Junk food link to depressionToo many hamburgers, hotdogs and pizzas increases depression risk
Eating too much junk food can affect your mental as well as your physical health, according to the latest research.
A study published in the Public Health Nutrition Journal found that people who regularly eat fast foods such as hamburgers, hotdogs and pizzas are 51 per cent more likely to develop depression compared with those who eat little or none.
The risk of depression was linked to the amount of junk food consumed.
"The more fast food you consume, the greater the risk of depression," said study leader Dr Almudena Sánchez-Villegas from the University of Las Palmas de Gran Canaria.
People who ate the most of this type of food were more likely to be single, less active, eat less fruit, nuts, fish, vegetables and olive oil and work more than 45 hours a week, the study found.
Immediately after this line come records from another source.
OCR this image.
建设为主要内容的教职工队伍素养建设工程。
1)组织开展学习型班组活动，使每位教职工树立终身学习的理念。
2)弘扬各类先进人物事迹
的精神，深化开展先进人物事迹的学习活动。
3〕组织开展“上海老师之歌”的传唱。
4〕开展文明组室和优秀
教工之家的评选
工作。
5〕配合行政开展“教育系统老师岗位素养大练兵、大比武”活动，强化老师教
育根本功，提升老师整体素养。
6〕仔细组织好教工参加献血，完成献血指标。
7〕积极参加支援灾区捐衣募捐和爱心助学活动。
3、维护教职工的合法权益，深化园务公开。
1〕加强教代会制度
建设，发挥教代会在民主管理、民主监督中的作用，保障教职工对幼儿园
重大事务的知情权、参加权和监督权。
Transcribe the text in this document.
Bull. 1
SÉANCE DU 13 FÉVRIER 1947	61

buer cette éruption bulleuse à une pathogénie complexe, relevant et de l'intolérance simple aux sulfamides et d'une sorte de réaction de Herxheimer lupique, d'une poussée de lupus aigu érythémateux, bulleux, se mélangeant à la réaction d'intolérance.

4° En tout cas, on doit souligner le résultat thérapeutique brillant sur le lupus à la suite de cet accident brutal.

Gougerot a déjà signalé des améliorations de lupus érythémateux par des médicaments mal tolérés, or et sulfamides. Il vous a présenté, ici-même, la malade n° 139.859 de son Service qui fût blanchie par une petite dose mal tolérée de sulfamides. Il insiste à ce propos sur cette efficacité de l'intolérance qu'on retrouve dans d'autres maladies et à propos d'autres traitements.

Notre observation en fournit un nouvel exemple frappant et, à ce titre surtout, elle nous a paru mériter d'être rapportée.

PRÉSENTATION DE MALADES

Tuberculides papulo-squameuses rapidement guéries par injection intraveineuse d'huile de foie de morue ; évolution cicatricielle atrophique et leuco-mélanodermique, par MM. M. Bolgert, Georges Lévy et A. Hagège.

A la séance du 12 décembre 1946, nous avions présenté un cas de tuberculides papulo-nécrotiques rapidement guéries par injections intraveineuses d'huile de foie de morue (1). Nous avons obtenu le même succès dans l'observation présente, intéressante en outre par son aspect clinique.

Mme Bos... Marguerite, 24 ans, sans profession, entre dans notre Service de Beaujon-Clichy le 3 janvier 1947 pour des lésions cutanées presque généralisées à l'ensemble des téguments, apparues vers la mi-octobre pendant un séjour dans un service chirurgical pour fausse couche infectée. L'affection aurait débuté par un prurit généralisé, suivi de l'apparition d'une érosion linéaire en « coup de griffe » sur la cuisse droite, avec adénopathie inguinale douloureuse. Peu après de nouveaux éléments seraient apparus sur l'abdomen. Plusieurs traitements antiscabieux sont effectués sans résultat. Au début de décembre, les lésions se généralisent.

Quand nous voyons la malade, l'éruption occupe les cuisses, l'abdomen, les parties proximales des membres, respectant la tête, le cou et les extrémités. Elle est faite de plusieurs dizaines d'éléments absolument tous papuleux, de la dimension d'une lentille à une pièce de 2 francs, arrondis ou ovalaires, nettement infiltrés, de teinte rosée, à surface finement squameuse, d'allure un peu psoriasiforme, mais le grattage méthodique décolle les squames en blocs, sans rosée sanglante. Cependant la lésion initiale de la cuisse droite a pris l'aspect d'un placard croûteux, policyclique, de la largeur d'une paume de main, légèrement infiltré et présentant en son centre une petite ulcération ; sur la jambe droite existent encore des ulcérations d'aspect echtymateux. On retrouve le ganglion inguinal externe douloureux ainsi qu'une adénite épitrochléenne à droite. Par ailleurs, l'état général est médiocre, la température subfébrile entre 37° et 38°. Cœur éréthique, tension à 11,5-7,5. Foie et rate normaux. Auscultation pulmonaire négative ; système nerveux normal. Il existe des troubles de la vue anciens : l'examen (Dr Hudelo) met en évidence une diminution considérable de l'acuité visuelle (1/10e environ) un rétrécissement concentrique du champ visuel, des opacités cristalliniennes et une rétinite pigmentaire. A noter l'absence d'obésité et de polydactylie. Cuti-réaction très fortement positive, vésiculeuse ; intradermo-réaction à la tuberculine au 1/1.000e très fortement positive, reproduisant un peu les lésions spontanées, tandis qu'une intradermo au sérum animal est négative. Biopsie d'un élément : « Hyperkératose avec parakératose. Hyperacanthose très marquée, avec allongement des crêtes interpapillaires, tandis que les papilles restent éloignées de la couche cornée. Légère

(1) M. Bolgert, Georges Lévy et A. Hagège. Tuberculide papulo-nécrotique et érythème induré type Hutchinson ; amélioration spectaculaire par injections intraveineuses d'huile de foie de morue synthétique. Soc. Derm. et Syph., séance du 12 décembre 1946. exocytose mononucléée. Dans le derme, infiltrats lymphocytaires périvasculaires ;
They were also more likely to smoke.
The study included 8,964 people who had never been diagnosed with depression or taken anti-depressant medication. The scientists assessed the mental health and diet of the participants for an average of six months. At the end of the study period, 493 people were diagnosed with depression or had started taking anti-depressants.
The researchers also added that the link between commercial baked goods and depression was as "equally conclusive" as that seen with fast food.
"Even eating small quantities is linked to a significantly higher chance of developing depression," said Dr Almudena Sánchez-Villegas.
A previous larger study, published in the journal PLoS One, linked eating fast food with a 42 per cent increased risk of depression.
Others studies suggest that certain nutrients, including group B vitamins, omega-3 fatty acids and olive oil may help to protect against depression. A Mediterranean diet has also been linked to a lower risk of developing the condition.
Dr Sánchez-Villegas concluded: "Although more studies are necessary, the intake of this type of food should be controlled because of its implications on both health (obesity, cardiovascular diseases) and mental well-being."